Merck & Co.’s immuno-oncology competitors have tried, so far fruitlessly, to use the investigational biomarker tumor mutational burden to help them win approvals. But regulators apparently like what they’re seeing from Merck where TMB is concerned.
The FDA has awarded the pharma giant a priority review for the use of solo Keytruda in previously treated patients with high tumor mutational burdens, no matter where those tumors are in the body. The move will shorten the regulatory timeline, bringing the deadline for the agency’s verdict up to June 16.
RELATED: Merck's Keytruda wins first FDA nod to treat genetically ID'd tumors anywhere in the body
Regulators based the decision on data from Merck’s phase 2 Keynote-158 trial—the same trial which helped it land the first-ever green light based on a biomarker, regardless of cancer type. It brought that approval, for patients with microsatellite instability-high or mismatch repair deficient solid tumors, home in 2017.
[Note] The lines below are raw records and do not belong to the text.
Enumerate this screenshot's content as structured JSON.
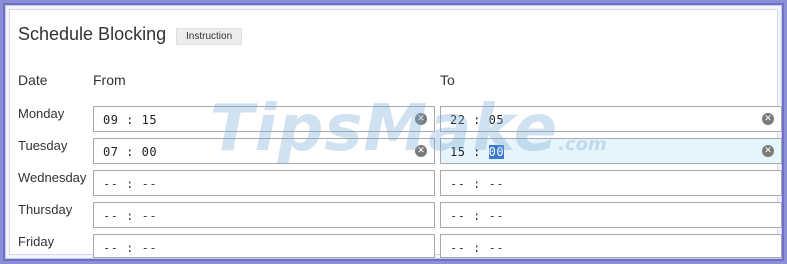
{
  "title": "Schedule Blocking",
  "instruction_button": "Instruction",
  "headers": {
    "date": "Date",
    "from": "From",
    "to": "To"
  },
  "rows": [
    {
      "day": "Monday",
      "from": "09 : 15",
      "to": "22 : 05",
      "from_clear": "✕",
      "to_clear": "✕"
    },
    {
      "day": "Tuesday",
      "from": "07 : 00",
      "to_hours": "15 : ",
      "to_minutes_selected": "00",
      "from_clear": "✕",
      "to_clear": "✕"
    },
    {
      "day": "Wednesday",
      "from": "-- : --",
      "to": "-- : --"
    },
    {
      "day": "Thursday",
      "from": "-- : --",
      "to": "-- : --"
    },
    {
      "day": "Friday",
      "from": "-- : --",
      "to": "-- : --"
    }
  ],
  "watermark": {
    "main": "TipsMake",
    "suffix": ".com"
  },
  "colors": {
    "frame": "#6d71c7",
    "selection": "#3a79d0",
    "active_field": "#e6f4fb"
  }
}
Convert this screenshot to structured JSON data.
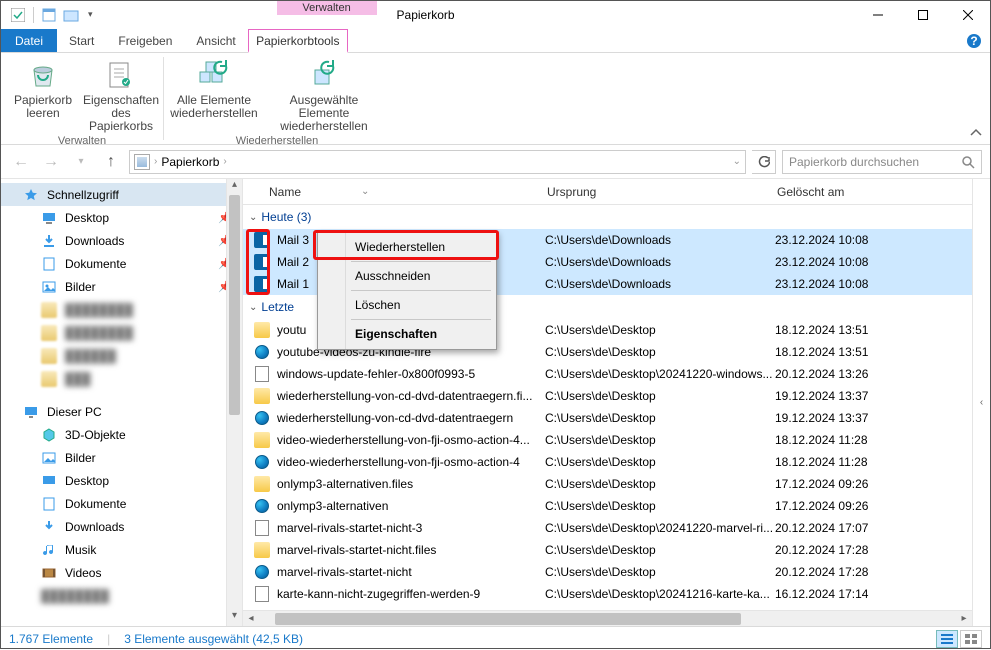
{
  "window": {
    "title": "Papierkorb",
    "context_tab_header": "Verwalten",
    "menus": {
      "file": "Datei",
      "start": "Start",
      "share": "Freigeben",
      "view": "Ansicht",
      "recyclebin_tools": "Papierkorbtools"
    }
  },
  "ribbon": {
    "manage_group": "Verwalten",
    "restore_group": "Wiederherstellen",
    "empty_bin": "Papierkorb\nleeren",
    "bin_properties": "Eigenschaften\ndes Papierkorbs",
    "restore_all": "Alle Elemente\nwiederherstellen",
    "restore_selected": "Ausgewählte Elemente\nwiederherstellen"
  },
  "nav": {
    "location": "Papierkorb",
    "search_placeholder": "Papierkorb durchsuchen"
  },
  "sidebar": {
    "quick_access": "Schnellzugriff",
    "desktop": "Desktop",
    "downloads": "Downloads",
    "documents": "Dokumente",
    "pictures": "Bilder",
    "this_pc": "Dieser PC",
    "objects3d": "3D-Objekte",
    "pc_pictures": "Bilder",
    "pc_desktop": "Desktop",
    "pc_documents": "Dokumente",
    "pc_downloads": "Downloads",
    "music": "Musik",
    "videos": "Videos"
  },
  "columns": {
    "name": "Name",
    "origin": "Ursprung",
    "deleted": "Gelöscht am"
  },
  "groups": {
    "today": "Heute (3)",
    "last_week_prefix": "Letzte "
  },
  "selected_rows": [
    {
      "name": "Mail 3",
      "origin": "C:\\Users\\de\\Downloads",
      "deleted": "23.12.2024 10:08"
    },
    {
      "name": "Mail 2",
      "origin": "C:\\Users\\de\\Downloads",
      "deleted": "23.12.2024 10:08"
    },
    {
      "name": "Mail 1",
      "origin": "C:\\Users\\de\\Downloads",
      "deleted": "23.12.2024 10:08"
    }
  ],
  "rows": [
    {
      "icon": "folder",
      "name": "youtu",
      "origin": "C:\\Users\\de\\Desktop",
      "deleted": "18.12.2024 13:51"
    },
    {
      "icon": "edge",
      "name": "youtube-videos-zu-kindle-fire",
      "origin": "C:\\Users\\de\\Desktop",
      "deleted": "18.12.2024 13:51"
    },
    {
      "icon": "doc",
      "name": "windows-update-fehler-0x800f0993-5",
      "origin": "C:\\Users\\de\\Desktop\\20241220-windows...",
      "deleted": "20.12.2024 13:26"
    },
    {
      "icon": "folder",
      "name": "wiederherstellung-von-cd-dvd-datentraegern.fi...",
      "origin": "C:\\Users\\de\\Desktop",
      "deleted": "19.12.2024 13:37"
    },
    {
      "icon": "edge",
      "name": "wiederherstellung-von-cd-dvd-datentraegern",
      "origin": "C:\\Users\\de\\Desktop",
      "deleted": "19.12.2024 13:37"
    },
    {
      "icon": "folder",
      "name": "video-wiederherstellung-von-fji-osmo-action-4...",
      "origin": "C:\\Users\\de\\Desktop",
      "deleted": "18.12.2024 11:28"
    },
    {
      "icon": "edge",
      "name": "video-wiederherstellung-von-fji-osmo-action-4",
      "origin": "C:\\Users\\de\\Desktop",
      "deleted": "18.12.2024 11:28"
    },
    {
      "icon": "folder",
      "name": "onlymp3-alternativen.files",
      "origin": "C:\\Users\\de\\Desktop",
      "deleted": "17.12.2024 09:26"
    },
    {
      "icon": "edge",
      "name": "onlymp3-alternativen",
      "origin": "C:\\Users\\de\\Desktop",
      "deleted": "17.12.2024 09:26"
    },
    {
      "icon": "doc",
      "name": "marvel-rivals-startet-nicht-3",
      "origin": "C:\\Users\\de\\Desktop\\20241220-marvel-ri...",
      "deleted": "20.12.2024 17:07"
    },
    {
      "icon": "folder",
      "name": "marvel-rivals-startet-nicht.files",
      "origin": "C:\\Users\\de\\Desktop",
      "deleted": "20.12.2024 17:28"
    },
    {
      "icon": "edge",
      "name": "marvel-rivals-startet-nicht",
      "origin": "C:\\Users\\de\\Desktop",
      "deleted": "20.12.2024 17:28"
    },
    {
      "icon": "doc",
      "name": "karte-kann-nicht-zugegriffen-werden-9",
      "origin": "C:\\Users\\de\\Desktop\\20241216-karte-ka...",
      "deleted": "16.12.2024 17:14"
    }
  ],
  "context_menu": {
    "restore": "Wiederherstellen",
    "cut": "Ausschneiden",
    "delete": "Löschen",
    "properties": "Eigenschaften"
  },
  "status": {
    "item_count": "1.767 Elemente",
    "selection": "3 Elemente ausgewählt (42,5 KB)"
  }
}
Between then and now, though, there’s been a lot of hype around tumor mutational burden, or TMB—and so far, nothing to show for it when it comes to approvals. Most notoriously, Bristol-Myers Squibb based its initial 2018 regulatory filing for its Opdivo-Yervoy combo on the biomarker, seeking an approval in TMB-high patients—only to pull it early last year.
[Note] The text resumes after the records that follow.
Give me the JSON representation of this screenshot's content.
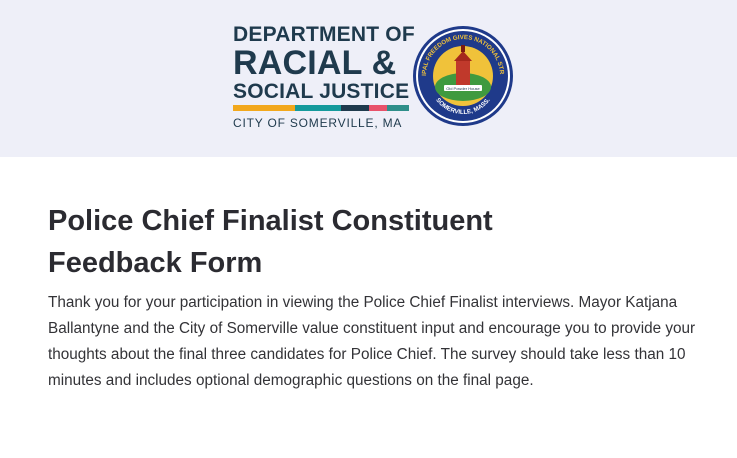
{
  "header": {
    "logo_line1": "DEPARTMENT OF",
    "logo_line2": "RACIAL &",
    "logo_line3": "SOCIAL JUSTICE",
    "logo_city": "CITY OF SOMERVILLE, MA",
    "seal_top_text": "MUNICIPAL FREEDOM GIVES NATIONAL STRENGTH",
    "seal_bottom_text": "SOMERVILLE, MASS.",
    "seal_banner_text": "Old Powder House",
    "stripe_colors": [
      "#f2a81d",
      "#f2a81d",
      "#159a9c",
      "#1f3a4d",
      "#e8526a",
      "#2f8f8a"
    ]
  },
  "form": {
    "title": "Police Chief Finalist Constituent Feedback Form",
    "intro": "Thank you for your participation in viewing the Police Chief Finalist interviews. Mayor Katjana Ballantyne and the City of Somerville value constituent input and encourage you to provide your thoughts about the final three candidates for Police Chief. The survey should take less than 10 minutes and includes optional demographic questions on the final page."
  }
}
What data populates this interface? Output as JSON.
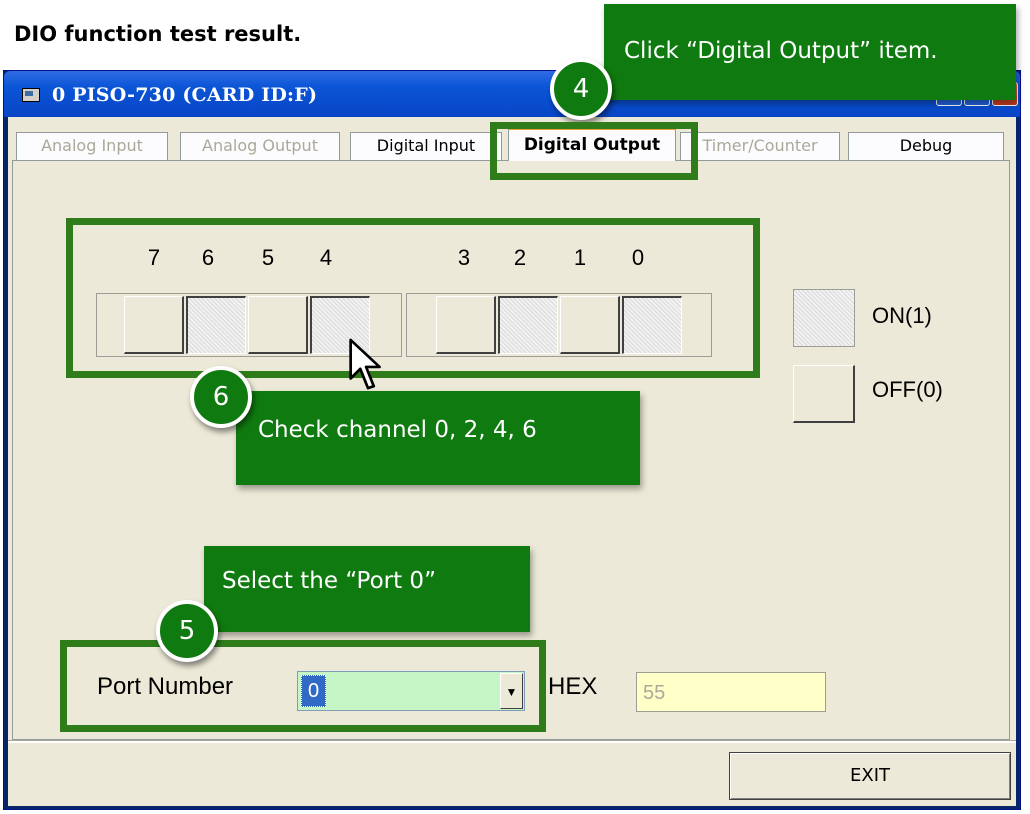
{
  "document": {
    "heading": "DIO function test result."
  },
  "window": {
    "title": "0 PISO-730 (CARD ID:F)"
  },
  "tabs": [
    {
      "label": "Analog Input",
      "state": "disabled"
    },
    {
      "label": "Analog Output",
      "state": "disabled"
    },
    {
      "label": "Digital Input",
      "state": "enabled"
    },
    {
      "label": "Digital Output",
      "state": "active"
    },
    {
      "label": "Timer/Counter",
      "state": "disabled"
    },
    {
      "label": "Debug",
      "state": "enabled"
    }
  ],
  "digital_output": {
    "bit_labels": [
      "7",
      "6",
      "5",
      "4",
      "3",
      "2",
      "1",
      "0"
    ],
    "bit_states": [
      false,
      true,
      false,
      true,
      false,
      true,
      false,
      true
    ],
    "legend_on": "ON(1)",
    "legend_off": "OFF(0)"
  },
  "port": {
    "label": "Port Number",
    "selected": "0"
  },
  "hex": {
    "label": "HEX",
    "value": "55"
  },
  "exit_label": "EXIT",
  "annotations": {
    "step4": {
      "number": "4",
      "text": "Click “Digital Output” item."
    },
    "step5": {
      "number": "5",
      "text": "Select the “Port 0”"
    },
    "step6": {
      "number": "6",
      "text": "Check channel 0, 2, 4, 6"
    }
  },
  "colors": {
    "annotation_green": "#0f7a0f",
    "highlight_green": "#2e7d1a",
    "titlebar_blue": "#0a55d6",
    "client_bg": "#ece9d8",
    "port_field_bg": "#c6f5c6",
    "hex_field_bg": "#ffffc8"
  }
}
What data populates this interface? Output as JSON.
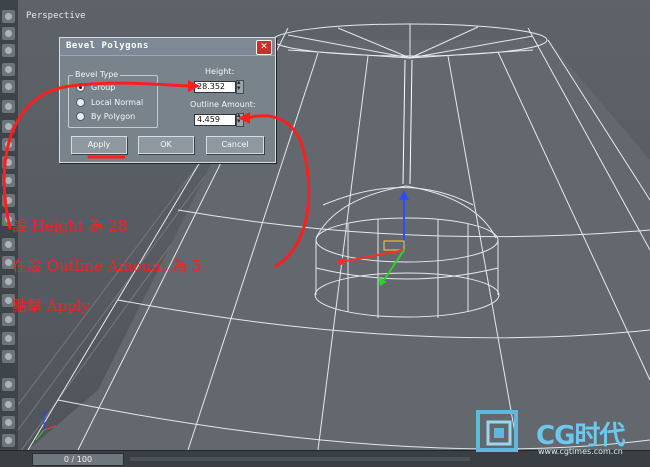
{
  "viewport": {
    "label": "Perspective"
  },
  "dialog": {
    "title": "Bevel Polygons",
    "close_glyph": "✕",
    "bevel_type": {
      "legend": "Bevel Type",
      "options": [
        {
          "label": "Group",
          "selected": true
        },
        {
          "label": "Local Normal",
          "selected": false
        },
        {
          "label": "By Polygon",
          "selected": false
        }
      ]
    },
    "height": {
      "label": "Height:",
      "value": "28.352"
    },
    "outline_amount": {
      "label": "Outline Amount:",
      "value": "4.459"
    },
    "buttons": {
      "apply": "Apply",
      "ok": "OK",
      "cancel": "Cancel"
    }
  },
  "annotations": {
    "line1": "設 Height 為 28",
    "line2": "在設 Outline Amount 為 5",
    "line3": "點擊 Apply",
    "color": "#ff1e1e"
  },
  "statusbar": {
    "frame_slider": "0 / 100"
  },
  "watermark": {
    "text": "CG时代",
    "url": "www.cgtimes.com.cn"
  },
  "icons": [
    "toolbar-icons",
    "close-icon",
    "radio-icon",
    "spinner-arrows-icon",
    "transform-gizmo-icon",
    "axis-tripod-icon",
    "cg-logo-icon"
  ]
}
As an October analysis of that trial data showed, the survival benefit in patients with high TMB and low TMB appeared “quite similar (based on hazard ratios compared to chemotherapy),” Credit Suisse analyst Vamil Divan noted in October 2018.
More recently, AstraZeneca also came up short in the TMB arena, with its Imfinzi-tremelimumab combo failing to extend the lives of a group of previously untreated patients with stage 4 metastatic non-small cell lung and TMB-high tumors.
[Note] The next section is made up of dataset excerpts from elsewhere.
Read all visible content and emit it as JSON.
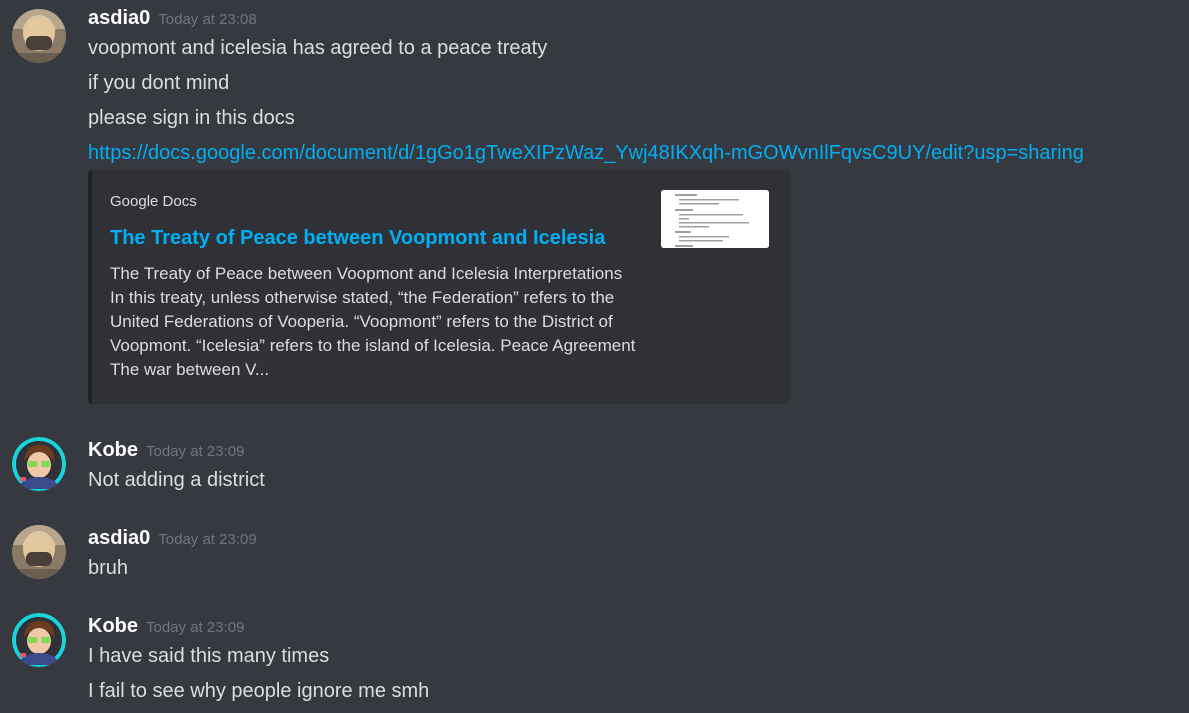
{
  "messages": [
    {
      "username": "asdia0",
      "timestamp": "Today at 23:08",
      "lines": [
        "voopmont and icelesia has agreed to a peace treaty",
        "if you dont mind",
        "please sign in this docs"
      ],
      "link": "https://docs.google.com/document/d/1gGo1gTweXIPzWaz_Ywj48IKXqh-mGOWvnIlFqvsC9UY/edit?usp=sharing",
      "embed": {
        "provider": "Google Docs",
        "title": "The Treaty of Peace between Voopmont and Icelesia",
        "description": "The Treaty of Peace between Voopmont and Icelesia Interpretations In this treaty, unless otherwise stated, “the Federation” refers to the United Federations of Vooperia. “Voopmont” refers to the District of Voopmont. “Icelesia” refers to the island of Icelesia. Peace Agreement The war between V..."
      }
    },
    {
      "username": "Kobe",
      "timestamp": "Today at 23:09",
      "lines": [
        "Not adding a district"
      ]
    },
    {
      "username": "asdia0",
      "timestamp": "Today at 23:09",
      "lines": [
        "bruh"
      ]
    },
    {
      "username": "Kobe",
      "timestamp": "Today at 23:09",
      "lines": [
        "I have said this many times",
        "I fail to see why people ignore me smh"
      ]
    }
  ],
  "colors": {
    "background": "#36393f",
    "embed_background": "#2f3136",
    "link": "#00aff4",
    "username": "#ffffff",
    "timestamp": "#72767d",
    "text": "#dcddde"
  }
}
RELATED: WCLC: Merck analyses throw doubt on new biomarker's utility
Merck, sitting pretty in the lung cancer department, has meanwhile been busy touting its Keytruda-chemo combo’s ability to work across all patients, TMB or no TMB. Last September, it trumpeted an analysis showing that “there does not appear to be a role” for TMB in determining which patients are most likely to benefit from its market-leading dual regimen.
None of those studies—all employing combinations—have said solo therapies can’t make a mark on TMB-high tumors, though. “We think TMB is an important area to study, and we are studying it,” Roy Baynes, M.D., Merck SVP and head of global clinical development, said in September.